Say we are given the unit circle, defined by all real numbers $x,y$ such that $x^2+y^2=1$. Now, if one tried to solve explicitly for $y$, one would get that $y=\pm{\sqrt{1-x^2}}$ and this is obviously not a function, so traditional calculus techniques cannot be used. As $x^2+y^2=1$ defines our curve, we can take the derivative of all terms with respect to $x$ to get that $2x+2y\frac{dy}{dx}=0$, as by the chain rule $\frac{d(y^2)}{dx}=\frac{d(y^2)}{dy}\frac{dy}{dx}$, and one can therefore do some algebraic manipulation to get that $\frac{dy}{dx}=-\frac{x}{y}$. However, I have a few questions:
1) I thought the whole point was that $y$ is not a function, and so $\frac{dy}{dx}$ does not make sense as this notation is defined only when $y$ is a function (or am I wrong in this regard?)
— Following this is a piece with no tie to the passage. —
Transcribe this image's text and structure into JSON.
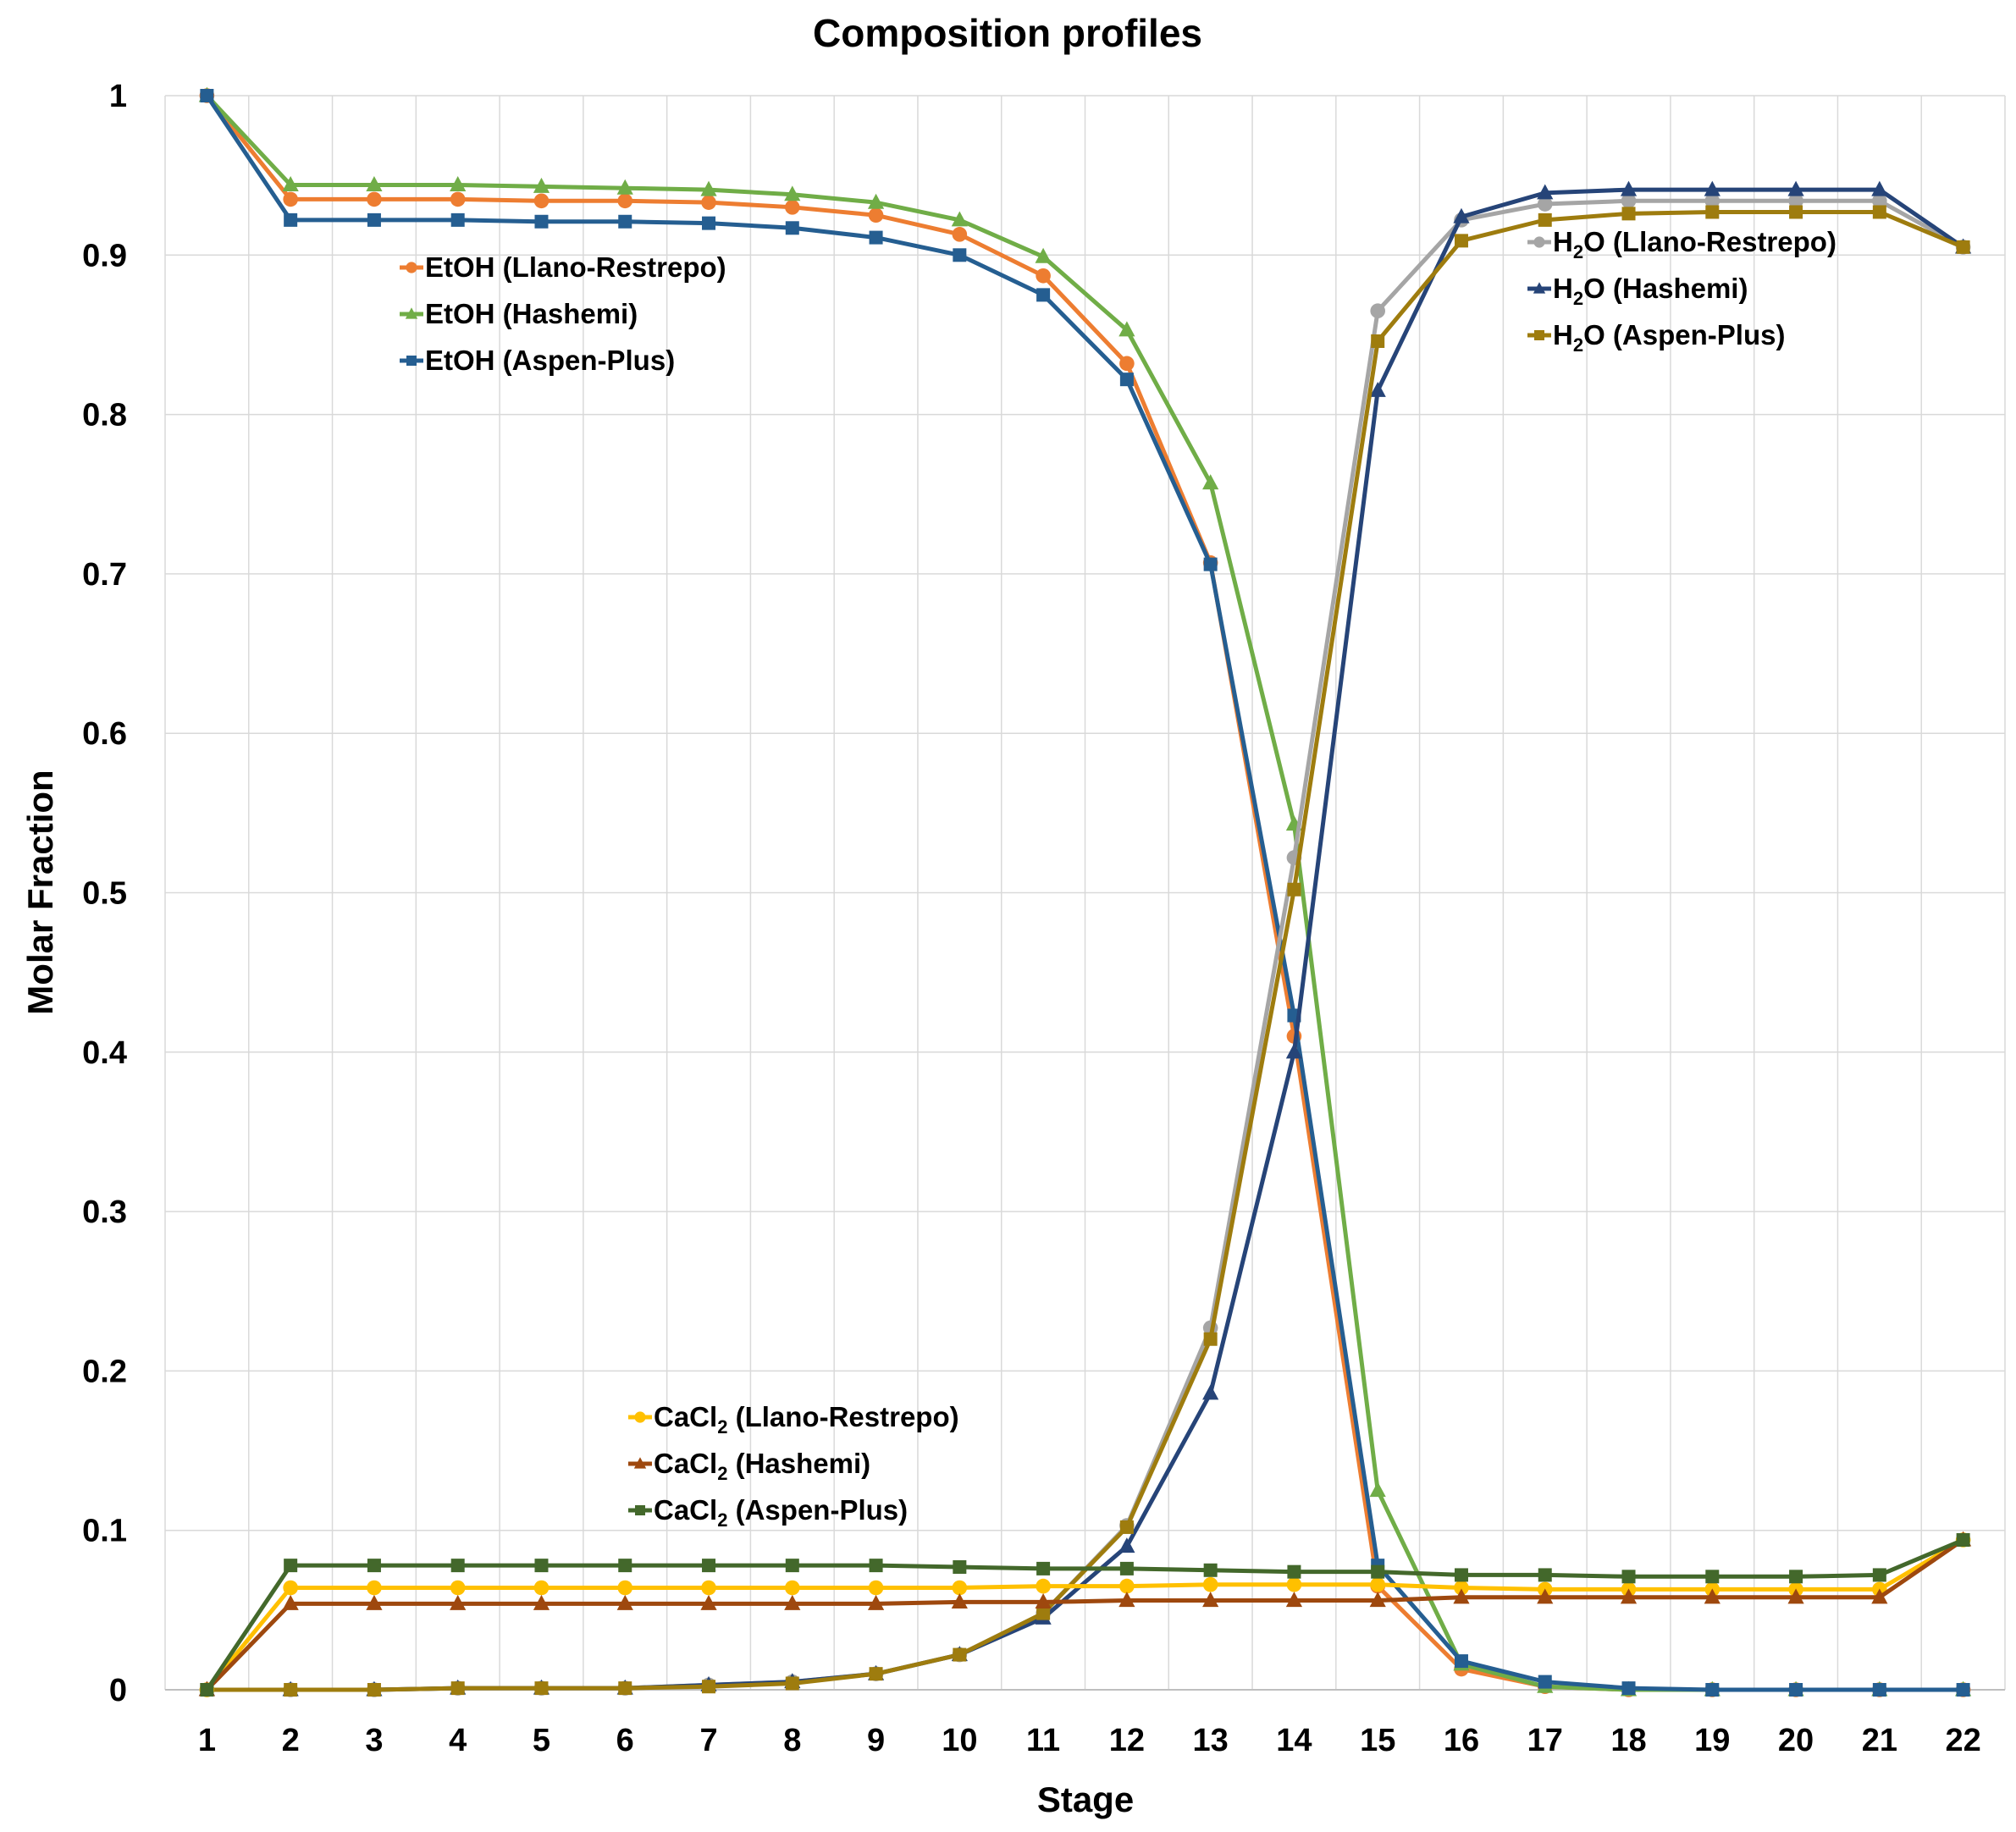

2) Why are we allowed to take the derivative with respect to $x$ on both sides of the equation, but not for example to solve $x^2=1$ to get $2x=0$ which would produce the wrong answer that $x=0$ (my inkling tells me that this is because $x^2=1$ is not an identity but an equation, but I just want to check up on this…)
Best Answer
Good question!
1) You're right that the equation $x^2+y^2=1$ does not define $y$ as a function of $x$ globally. However, if you zoom in on certain points of the curve, what you see does look like the graph of a function. Because zooming in will allow you to ignore that “other” branch of the circle.
The fancy way to say this is that for most points on the curve, we can find a neighborhood of the point for which the intersection of the curve and the neighborhood is the graph of a function. And the derivative of that function is what's predicted by the implicit differentiation process.
But not necessarily every point on the curve. For instance, on the circle near $(-1,0)$, no amount of zooming in will make that look the like the graph of a function. And it's no coincidence that the tangent line is vertical there.
I have some slides with pictures up on this topic from several years ago.
2) The equations $x^2+y^2=1$ and $x^2=1$ are much different than they appear. The first equation relates two variables $x$ and $y$: for any value of $x$ we can find (“solve for”) all related values of $y$.
The second equation is not a relation among variables; there's only one variable after all. It's an equation describing specific, unknown numbers $x$. We can only differentiate functions (or implicitly differentiate certain relations). Since $x^2=1$ is not an equation of functions, differentiating doesn't apply. To give an even more ludicrous example: Suppose we have the equation $2x=4$. If we differentiate both sides, we get $2=0$, a contradiction, which would indicate there was no solution at all. Of course this is wrong since $x=2$ satisfies the equation.